Cheesie’s manager hopes Ray Rice tweet doesn’t hurt Evanston branch


Daily file photo by Ina Yang

Since its Evanston location opened in October 2012, Cheesie’s Pub & Grub has become a popular late night spot for students. The restaurant recently apologized for a tweet sent from its Twitter account advertising a “knockout deal” called the Ray Rice.

Paige Leskin, City Editor

The manager of Chicago-based restaurant Cheesie’s Pub & Grub said the business’ tweet advertising a Ray Rice “knockout deal” should not reflect badly on its Evanston location.

The Evanston branch, which opened in the fall 2012 at 622 Davis St., is relatively new and is still working to build a solid reputation, manager Chance Lydick said.

Customers should remember their positive experiences, he said, without holding the Evanston business in a bad light because of one tweet written by an angry former employee who still had access to the company’s Twitter account.

“We’ve done a lot in Evanston with charities and giving back to the community,” he said. “Hopefully people look at that as opposed to somebody writing a tweet they shouldn’t have written and isn’t even associated with Cheesie’s.”

Cheesie’s announced a “knockout deal” called “the Ray Rice” in a tweet posted Tuesday from its official Twitter account.

The tweet, which has since been deleted, read, “TINDER TUESDAY = 20% off tabs! It’s a knockout deal…. We’re calling it the Ray Rice ;).”

Following the tweet, Cheesie’s Twitter account sent out a series of messages apologizing for the reference, explaining the tweet was posted by “a disgruntled ex employee who had Twitter access.”

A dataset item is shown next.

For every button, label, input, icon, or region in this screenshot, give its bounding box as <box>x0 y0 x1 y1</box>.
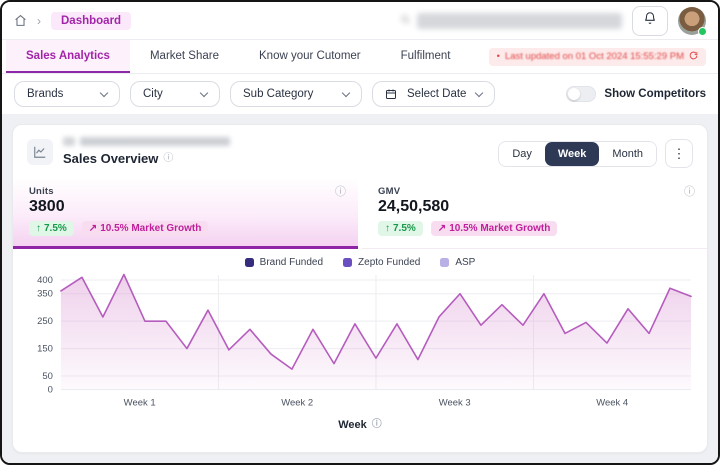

Lydick said he removed the tweet as soon as he saw it and has since fired the employee in charge of Cheesie’s social media accounts.

“The main point we’re trying to get across is that what was said does not and should not directly reflect on the Cheesie’s family,” he said. “No one actively that works there put that on Twitter. We don’t want that to be associated with us.”

The reference to Ray Rice comes two days after TMZ released a video showing the former NFL player hitting his then-fiance in an elevator, causing her to fall to the floor unconscious. Following the video’s release, the Baltimore Ravens cut Rice from the team and the NFL suspended him indefinitely.

In response to the incident, Lydick met with members of various domestic violence organizations Wednesday to organize a fundraiser at both Cheesie’s locations. The benefit, scheduled for Sept. 27, will donate a percentage of profits made to domestic violence support groups.

“We still feel the need to give people some peace of mind that they understand that we are not taking this lightly,” he said. “We are looking to give back in a way that will benefit not only the community, but also benefit those affected by domestic violence.”